Backflip.com

Rohit Khare (rohit@uci.edu)
Fri, 3 Dec 1999 12:56:17 -0800


[middling-old bits, to be sure. Glad it's out there finally. Dying
for the history-perma-cache... RK]

With Backflip, finding your way back just got easier. Now you can
save any page you want and instantly find it again.
With Backflip, here's what you get:

Automatic-organization
With the click of a button, Backflip instantly saves any Web page you
want into Yahoo-style folders. Backflip does the work of organizing
for you! There's no limit to how many pages or how often.

Personal Search
Did you ever wish a search engine would show only what's important to
you? The things you've seen before but just can't remember where?
With Backflip, you can search for any word or phrase you want, and
Backflip quickly finds the relevant pages you've saved. And only
those pages. You get your personal view of the Web.
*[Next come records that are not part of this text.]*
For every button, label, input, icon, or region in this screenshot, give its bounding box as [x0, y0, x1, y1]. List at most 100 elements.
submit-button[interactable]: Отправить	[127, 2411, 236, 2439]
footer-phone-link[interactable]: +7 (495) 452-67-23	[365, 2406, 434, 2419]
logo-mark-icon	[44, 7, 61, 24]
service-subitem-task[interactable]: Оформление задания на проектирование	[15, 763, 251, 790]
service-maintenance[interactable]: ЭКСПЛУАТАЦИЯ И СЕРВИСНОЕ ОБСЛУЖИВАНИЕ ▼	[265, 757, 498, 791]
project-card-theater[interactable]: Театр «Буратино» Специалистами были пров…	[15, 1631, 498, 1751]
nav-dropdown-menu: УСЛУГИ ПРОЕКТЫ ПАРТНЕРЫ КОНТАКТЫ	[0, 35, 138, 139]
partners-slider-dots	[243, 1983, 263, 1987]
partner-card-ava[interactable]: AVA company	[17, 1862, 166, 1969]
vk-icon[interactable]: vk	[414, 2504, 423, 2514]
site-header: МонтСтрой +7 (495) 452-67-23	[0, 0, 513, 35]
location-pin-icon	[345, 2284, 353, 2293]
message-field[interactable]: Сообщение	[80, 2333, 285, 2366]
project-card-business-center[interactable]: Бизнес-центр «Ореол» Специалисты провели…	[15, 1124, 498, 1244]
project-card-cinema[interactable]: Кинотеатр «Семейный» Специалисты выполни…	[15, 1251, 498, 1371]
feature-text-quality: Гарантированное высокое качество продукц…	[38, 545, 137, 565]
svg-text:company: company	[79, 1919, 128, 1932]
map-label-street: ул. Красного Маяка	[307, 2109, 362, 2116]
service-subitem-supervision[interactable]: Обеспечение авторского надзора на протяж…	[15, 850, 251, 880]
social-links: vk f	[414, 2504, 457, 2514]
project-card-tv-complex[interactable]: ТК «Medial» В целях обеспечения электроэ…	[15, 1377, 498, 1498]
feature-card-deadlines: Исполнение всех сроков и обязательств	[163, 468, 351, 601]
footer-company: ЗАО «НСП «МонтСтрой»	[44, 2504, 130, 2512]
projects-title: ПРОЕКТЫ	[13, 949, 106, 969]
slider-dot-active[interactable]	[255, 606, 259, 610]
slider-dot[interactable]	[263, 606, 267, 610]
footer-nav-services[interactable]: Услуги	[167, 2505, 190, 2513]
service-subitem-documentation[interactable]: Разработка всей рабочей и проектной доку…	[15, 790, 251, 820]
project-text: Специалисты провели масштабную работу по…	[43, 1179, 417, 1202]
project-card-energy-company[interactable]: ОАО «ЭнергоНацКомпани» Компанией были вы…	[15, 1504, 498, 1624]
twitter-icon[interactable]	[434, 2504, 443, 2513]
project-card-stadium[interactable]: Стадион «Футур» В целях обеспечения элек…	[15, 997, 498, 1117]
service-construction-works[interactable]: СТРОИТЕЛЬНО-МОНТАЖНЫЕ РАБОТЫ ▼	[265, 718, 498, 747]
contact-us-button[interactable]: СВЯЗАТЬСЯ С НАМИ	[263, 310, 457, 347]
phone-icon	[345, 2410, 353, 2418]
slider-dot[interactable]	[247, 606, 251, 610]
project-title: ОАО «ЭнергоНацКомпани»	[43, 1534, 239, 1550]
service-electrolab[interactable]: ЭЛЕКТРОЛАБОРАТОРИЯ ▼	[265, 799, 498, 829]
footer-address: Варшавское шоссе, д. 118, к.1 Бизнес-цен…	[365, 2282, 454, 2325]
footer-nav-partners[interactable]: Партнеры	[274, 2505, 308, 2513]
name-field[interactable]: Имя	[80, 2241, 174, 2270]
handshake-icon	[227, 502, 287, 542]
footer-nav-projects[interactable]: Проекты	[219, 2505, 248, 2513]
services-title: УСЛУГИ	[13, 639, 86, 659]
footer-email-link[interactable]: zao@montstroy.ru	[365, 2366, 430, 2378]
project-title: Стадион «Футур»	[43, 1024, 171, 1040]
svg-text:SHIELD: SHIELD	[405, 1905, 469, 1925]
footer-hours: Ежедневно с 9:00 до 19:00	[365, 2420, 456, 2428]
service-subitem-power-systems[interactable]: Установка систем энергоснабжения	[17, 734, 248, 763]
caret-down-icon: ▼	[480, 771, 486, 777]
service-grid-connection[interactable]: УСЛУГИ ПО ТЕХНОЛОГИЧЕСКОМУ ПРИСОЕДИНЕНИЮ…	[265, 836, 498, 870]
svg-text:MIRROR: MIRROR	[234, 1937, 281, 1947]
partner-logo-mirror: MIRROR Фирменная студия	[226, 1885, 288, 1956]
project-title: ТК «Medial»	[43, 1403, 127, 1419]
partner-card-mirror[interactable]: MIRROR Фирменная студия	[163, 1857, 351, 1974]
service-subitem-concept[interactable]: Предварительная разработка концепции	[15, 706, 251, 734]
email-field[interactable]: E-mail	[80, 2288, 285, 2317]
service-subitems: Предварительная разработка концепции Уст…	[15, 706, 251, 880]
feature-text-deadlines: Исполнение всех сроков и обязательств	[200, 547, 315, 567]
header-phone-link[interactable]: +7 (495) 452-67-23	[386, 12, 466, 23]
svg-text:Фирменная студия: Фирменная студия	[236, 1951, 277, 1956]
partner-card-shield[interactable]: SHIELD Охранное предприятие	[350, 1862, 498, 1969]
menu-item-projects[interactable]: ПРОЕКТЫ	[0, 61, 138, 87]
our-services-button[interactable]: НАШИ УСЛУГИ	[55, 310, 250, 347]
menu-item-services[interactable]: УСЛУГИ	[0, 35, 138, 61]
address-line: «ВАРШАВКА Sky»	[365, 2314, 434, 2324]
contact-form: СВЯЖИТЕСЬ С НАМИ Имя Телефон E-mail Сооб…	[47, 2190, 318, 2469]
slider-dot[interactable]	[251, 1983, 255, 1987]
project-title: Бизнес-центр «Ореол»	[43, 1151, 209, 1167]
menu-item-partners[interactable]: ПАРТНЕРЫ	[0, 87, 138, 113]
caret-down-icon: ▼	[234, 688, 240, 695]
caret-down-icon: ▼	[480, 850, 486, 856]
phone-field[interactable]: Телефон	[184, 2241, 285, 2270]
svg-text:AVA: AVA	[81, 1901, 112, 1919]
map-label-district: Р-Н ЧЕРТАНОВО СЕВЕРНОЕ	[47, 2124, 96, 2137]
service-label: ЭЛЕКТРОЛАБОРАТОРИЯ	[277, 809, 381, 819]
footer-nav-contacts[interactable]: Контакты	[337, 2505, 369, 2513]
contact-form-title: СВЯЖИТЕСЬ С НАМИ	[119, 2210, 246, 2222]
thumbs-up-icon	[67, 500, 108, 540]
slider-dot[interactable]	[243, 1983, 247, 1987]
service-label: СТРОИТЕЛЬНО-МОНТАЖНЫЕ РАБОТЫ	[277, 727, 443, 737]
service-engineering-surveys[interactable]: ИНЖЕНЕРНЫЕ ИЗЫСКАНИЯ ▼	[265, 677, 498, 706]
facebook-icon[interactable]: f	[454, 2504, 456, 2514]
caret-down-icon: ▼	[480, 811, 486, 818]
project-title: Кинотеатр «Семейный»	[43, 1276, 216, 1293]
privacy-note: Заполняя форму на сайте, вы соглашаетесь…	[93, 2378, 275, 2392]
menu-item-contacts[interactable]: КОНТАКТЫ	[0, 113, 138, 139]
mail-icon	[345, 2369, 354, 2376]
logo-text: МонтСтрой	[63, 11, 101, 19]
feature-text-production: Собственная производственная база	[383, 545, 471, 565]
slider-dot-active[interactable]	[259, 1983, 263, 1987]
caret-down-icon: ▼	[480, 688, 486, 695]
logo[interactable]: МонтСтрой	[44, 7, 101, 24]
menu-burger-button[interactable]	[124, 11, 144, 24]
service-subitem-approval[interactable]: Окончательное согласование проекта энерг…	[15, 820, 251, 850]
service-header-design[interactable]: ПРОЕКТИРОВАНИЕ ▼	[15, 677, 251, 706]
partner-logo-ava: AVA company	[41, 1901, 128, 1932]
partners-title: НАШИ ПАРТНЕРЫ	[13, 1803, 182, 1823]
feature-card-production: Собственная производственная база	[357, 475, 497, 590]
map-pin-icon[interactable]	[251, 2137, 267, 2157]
(Coming soon... our History Search feature. You'll be able to find
any page you've ever seen -- whether you've saved it or not!)

Anywhere Access
You can log into your private Backflip account from any computer. At
home, work, school, or traveling you'll get the same great benefits
of automatic organization and personal search

===============================
You must remember this

Rafe Needleman
Redherring.com
November 30, 1999

On Monday, the startup formerly known as iTixs unveiled its product
and its new official name: Backflip. As if to prove that there was
good reason to run in stealth mode, just last week that I began
hearing rumors of other companies doing things very similar to
Backflip.

Backflip makes a Web site that stores your bookmarks. It can read
your current bookmarks and quickly store new Web addresses. It
automatically files sites according to the company's Yahoo-like
taxonomy (which you can overrule), and it keeps a running list of the
sites you visit most frequently. I'm finding it a surprisingly useful
service, both because it's easier to use than the browsers' bookmark
features and because your bookmarks travel with you from computer to
computer.

Backflip's challenge is to build a real business from this free
service. CEO Tim Hickman (the guy who came up with the stealth
strategy) wouldn't discuss in detail the deals he wants to do, but it
is clear to me that offering personalization services for existing
Web sites would be a solid, potentially profitable strategy that
would pop Backflip out of the difficult consumer Web service market
and make it a nice infrastructure play.